Germany's biggest bank said revenue at its important debt-trading division fell 31% in the quarter, a much bigger drop than at US rivals, which have also suffered from sluggish fixed-income trading.
Deutsche's bond trading business is one of its biggest and contributed 73% of total trading revenue in 2013, the bank said.
The unexpected loss is likely to compound problems that have dogged the bank over the past year, which include a list of lawsuits and regulatory wrangles.
It will also increase pressure on co-chief executives Anshu Jain and Juergen Fitschen to overhaul the group, including pushing through a culture change.
Deutsche's bond trading slump highlights the impact of a debt market slowdown in anticipation of an end to the US Federal Reserve's bond buying to help the US economy.
But bond trading revenues at other big investment banks have not fallen as sharply as at Deutsche. At Goldman Sachs and Citi, for example, revenue from bond trading fell 11% and 15% respectively in the fourth quarter.
Heavy costs for litigation and restructuring also hit the bank's performance, as well as one-off accounting charges.
Litigation cost it €528m in the quarter, bringing the year's bill for fines and settlements to €2.5 billion and lowering litigation reserves to €2.3 billion by the end of the year.
Deutsche was fined $1.9 billion in December by the US Federal Housing Finance Agency and was also fined €725m by European Union competition regulators for rigging benchmark interest rates.
The bank's fourth-quarter pre-tax loss was €1.15 billion.
Deutsche's shares fell as much as 5% in morning trade, but pared losses to trade down 3.66% in later trade.
On the positive side, the bank’s restructuring plan is ahead of target and its all-important capital ratios met industry expectations even after the higher losses thanks to a greater than expected reduction in assets.
Analysts had been positive about Deutsche before the bank's unexpected publication of results late last night, with 23 of the 36 covering the stock rating it a "strong buy" or "buy" and another seven rating it a "hold," according to Thomson Reuters data.
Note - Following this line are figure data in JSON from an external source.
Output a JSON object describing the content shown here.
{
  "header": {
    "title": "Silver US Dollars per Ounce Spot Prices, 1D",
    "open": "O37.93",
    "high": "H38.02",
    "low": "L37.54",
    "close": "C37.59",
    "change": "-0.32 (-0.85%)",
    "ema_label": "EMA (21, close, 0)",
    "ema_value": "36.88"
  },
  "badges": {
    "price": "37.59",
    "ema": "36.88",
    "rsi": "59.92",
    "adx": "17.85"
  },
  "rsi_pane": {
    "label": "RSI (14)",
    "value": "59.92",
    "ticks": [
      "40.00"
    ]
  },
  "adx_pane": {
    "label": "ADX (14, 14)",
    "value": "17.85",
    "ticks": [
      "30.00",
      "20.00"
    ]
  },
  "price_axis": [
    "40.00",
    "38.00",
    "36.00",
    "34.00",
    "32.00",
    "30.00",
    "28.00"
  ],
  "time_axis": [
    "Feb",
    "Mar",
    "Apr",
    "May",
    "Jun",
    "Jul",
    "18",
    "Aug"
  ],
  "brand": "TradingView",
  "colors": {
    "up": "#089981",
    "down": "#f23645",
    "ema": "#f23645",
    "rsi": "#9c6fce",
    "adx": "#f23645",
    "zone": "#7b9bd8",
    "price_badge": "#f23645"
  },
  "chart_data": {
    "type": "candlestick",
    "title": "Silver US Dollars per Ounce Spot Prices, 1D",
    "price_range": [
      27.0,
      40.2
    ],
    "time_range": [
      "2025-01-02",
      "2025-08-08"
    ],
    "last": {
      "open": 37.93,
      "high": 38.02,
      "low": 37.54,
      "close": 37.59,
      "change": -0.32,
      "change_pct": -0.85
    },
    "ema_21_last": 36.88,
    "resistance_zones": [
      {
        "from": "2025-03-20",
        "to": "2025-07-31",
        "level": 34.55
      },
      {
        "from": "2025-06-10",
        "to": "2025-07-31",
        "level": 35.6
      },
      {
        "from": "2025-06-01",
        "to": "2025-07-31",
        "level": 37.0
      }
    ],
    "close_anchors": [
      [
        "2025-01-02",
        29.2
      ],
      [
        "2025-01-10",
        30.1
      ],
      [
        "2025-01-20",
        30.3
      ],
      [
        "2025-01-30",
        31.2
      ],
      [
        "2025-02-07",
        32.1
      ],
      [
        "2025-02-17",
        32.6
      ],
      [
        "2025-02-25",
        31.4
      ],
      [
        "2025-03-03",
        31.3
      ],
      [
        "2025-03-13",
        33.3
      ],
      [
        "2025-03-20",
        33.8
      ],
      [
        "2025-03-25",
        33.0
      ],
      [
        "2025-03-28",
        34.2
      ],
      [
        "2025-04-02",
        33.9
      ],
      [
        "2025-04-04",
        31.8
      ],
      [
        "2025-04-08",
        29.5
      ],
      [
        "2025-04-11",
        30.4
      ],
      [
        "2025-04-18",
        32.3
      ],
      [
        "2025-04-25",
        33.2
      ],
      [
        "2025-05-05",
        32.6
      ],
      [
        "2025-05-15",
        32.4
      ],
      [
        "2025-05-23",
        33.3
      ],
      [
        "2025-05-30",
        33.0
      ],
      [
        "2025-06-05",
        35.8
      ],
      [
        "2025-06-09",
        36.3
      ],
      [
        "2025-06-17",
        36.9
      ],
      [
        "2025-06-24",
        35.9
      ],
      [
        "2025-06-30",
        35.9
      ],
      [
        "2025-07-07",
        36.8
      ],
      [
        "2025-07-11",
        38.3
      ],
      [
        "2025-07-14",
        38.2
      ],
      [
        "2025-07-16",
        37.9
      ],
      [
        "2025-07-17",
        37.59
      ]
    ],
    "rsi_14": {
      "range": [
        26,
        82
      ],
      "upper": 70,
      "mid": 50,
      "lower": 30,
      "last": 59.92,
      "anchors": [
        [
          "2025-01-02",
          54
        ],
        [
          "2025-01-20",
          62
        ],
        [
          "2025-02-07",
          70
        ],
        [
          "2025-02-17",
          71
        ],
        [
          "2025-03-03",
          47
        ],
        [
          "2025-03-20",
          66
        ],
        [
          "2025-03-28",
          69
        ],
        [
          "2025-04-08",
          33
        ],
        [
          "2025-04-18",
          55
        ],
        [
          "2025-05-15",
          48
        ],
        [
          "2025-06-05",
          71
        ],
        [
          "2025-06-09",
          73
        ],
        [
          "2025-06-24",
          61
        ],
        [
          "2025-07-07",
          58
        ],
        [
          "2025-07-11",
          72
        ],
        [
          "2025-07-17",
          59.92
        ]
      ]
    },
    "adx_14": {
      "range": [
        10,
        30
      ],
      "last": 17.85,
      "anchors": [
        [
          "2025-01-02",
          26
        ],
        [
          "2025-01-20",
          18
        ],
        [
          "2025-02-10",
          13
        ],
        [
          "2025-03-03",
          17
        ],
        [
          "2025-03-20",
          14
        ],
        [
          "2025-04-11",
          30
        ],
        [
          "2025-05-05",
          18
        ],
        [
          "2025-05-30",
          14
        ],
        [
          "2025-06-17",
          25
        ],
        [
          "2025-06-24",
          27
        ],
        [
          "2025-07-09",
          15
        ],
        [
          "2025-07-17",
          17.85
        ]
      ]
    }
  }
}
Before today, Deutsche Bank shares had rallied 13% so far in 2014, in line with European banking rivals.
The bank took a one-off charge of €197m from the expected sale of BHF-Bank and accounting charges. And Deutsche also took €623m of charges for credit valuation adjustments (CVA), debt valuation adjustments (DVA) and funding valuation adjustments (FVA).
The bank posted full-year pre-tax profit of €2.1 billion, half of the €4.21 billion expected by analysts, according to data from Thomson Reuters. The bank was originally scheduled to report results on January 29.